Toute la Flandre. Les Plaines, 1911


Épilogue


 
Oh ! les heures du soir sous ces climats légers,
La lumière en est belle et la lune y est douce,
Et l’ombre souple et claire y répand sur les mousses
Les mobiles dessins d’un feuillage étranger.
 
Oliviers d’Aragon, figuiers de Catalogne,
Hameaux calmes et blancs sur vos ruisseaux penchés,
Derniers rayons frôlant les toits et les clochers
Où s’arrêtait le vol replié des cigognes ;
 
Chansons de muletiers ou de cabarets roux,
Et vous, femmes, dont la démarche était hautaine,
Quand vous montiez, la jarre au flanc, vers les fontaines,
Que de fois ma mémoire a reflué vers vous !
 
Mais je suis né, là-bas, dans les brumes de Flandre,
En un petit village où des murs goudronnés
Abritent des marins pauvres mais obstinés,
Sous des cieux d’ouragan, de fumée et de cendre.
 
Les marais noirs, les bois mornes, et les champs nus,
Et novembre grisâtre et ses cheveux de pluie,
Et les aurores d’encre et les couchants de suie,
Ma brève enfance, hélas ! les a trop bien connus.
 
Toujours l’énorme Escaut roula dans ma pensée.

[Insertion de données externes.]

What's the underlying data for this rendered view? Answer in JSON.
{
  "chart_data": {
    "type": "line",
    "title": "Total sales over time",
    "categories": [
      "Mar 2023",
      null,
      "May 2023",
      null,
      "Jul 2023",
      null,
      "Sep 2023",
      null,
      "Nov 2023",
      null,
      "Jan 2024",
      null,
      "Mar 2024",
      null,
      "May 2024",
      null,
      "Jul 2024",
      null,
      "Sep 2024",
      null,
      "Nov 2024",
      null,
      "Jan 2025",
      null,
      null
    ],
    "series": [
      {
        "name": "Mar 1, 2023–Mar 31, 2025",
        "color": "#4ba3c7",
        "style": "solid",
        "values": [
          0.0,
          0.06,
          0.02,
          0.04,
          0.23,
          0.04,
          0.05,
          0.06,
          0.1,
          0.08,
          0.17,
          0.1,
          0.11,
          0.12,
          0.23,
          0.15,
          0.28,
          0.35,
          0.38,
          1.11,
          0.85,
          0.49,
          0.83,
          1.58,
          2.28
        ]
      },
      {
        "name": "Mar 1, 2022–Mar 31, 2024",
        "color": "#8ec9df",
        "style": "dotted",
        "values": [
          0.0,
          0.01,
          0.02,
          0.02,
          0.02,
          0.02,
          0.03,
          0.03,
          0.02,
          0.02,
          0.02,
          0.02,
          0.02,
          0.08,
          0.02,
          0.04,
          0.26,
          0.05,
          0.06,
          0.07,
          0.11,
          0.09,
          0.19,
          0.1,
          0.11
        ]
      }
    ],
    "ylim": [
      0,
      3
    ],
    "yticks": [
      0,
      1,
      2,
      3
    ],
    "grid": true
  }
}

L’hiver, quand ses glaçons où se miraient les astres
Craquaient et charriaient leurs blocs vers les désastres,
J’étais heureux et fort d’une joie angoissée.
 
L’été, les bateaux lourds qui trouaient les lointains
Vibraient moins de leurs mâts où flottaient des emblèmes,
Que mon cœur exalté ne vibrait en moi-même
Pour quelque lutte intense et quelque grand destin.
 
Les mobiles brouillards et les volants nuages,
De leurs gestes puissants m’ont ainsi baptisé
Et mon corps tout entier s’est comme organisé
Pour vivre ardent, sous leur tumulte et leurs orages.
 
Ô vous, les pays d’or et de douce splendeur !
Si vos bois, vos vallons, vos plaines et vos grèves
Tentent parfois encor mes désirs et mes rêves,
C’est la Flandre pourtant qui retient tout mon cœur.
 
L’amour dont j’ai brûlé fut conçu pour ses femmes ;
Son ciel hostile et violent m’a seul doté
De sourde résistance et d’âpre volonté
Et du rugueux orgueil dont est faite mon âme.
 
Mon pays tout entier vit et pense en mon corps ;
Il absorbe ma force en sa force profonde,
Pour que je sente mieux à travers lui le monde
Et célèbre la terre avec un chant plus fort.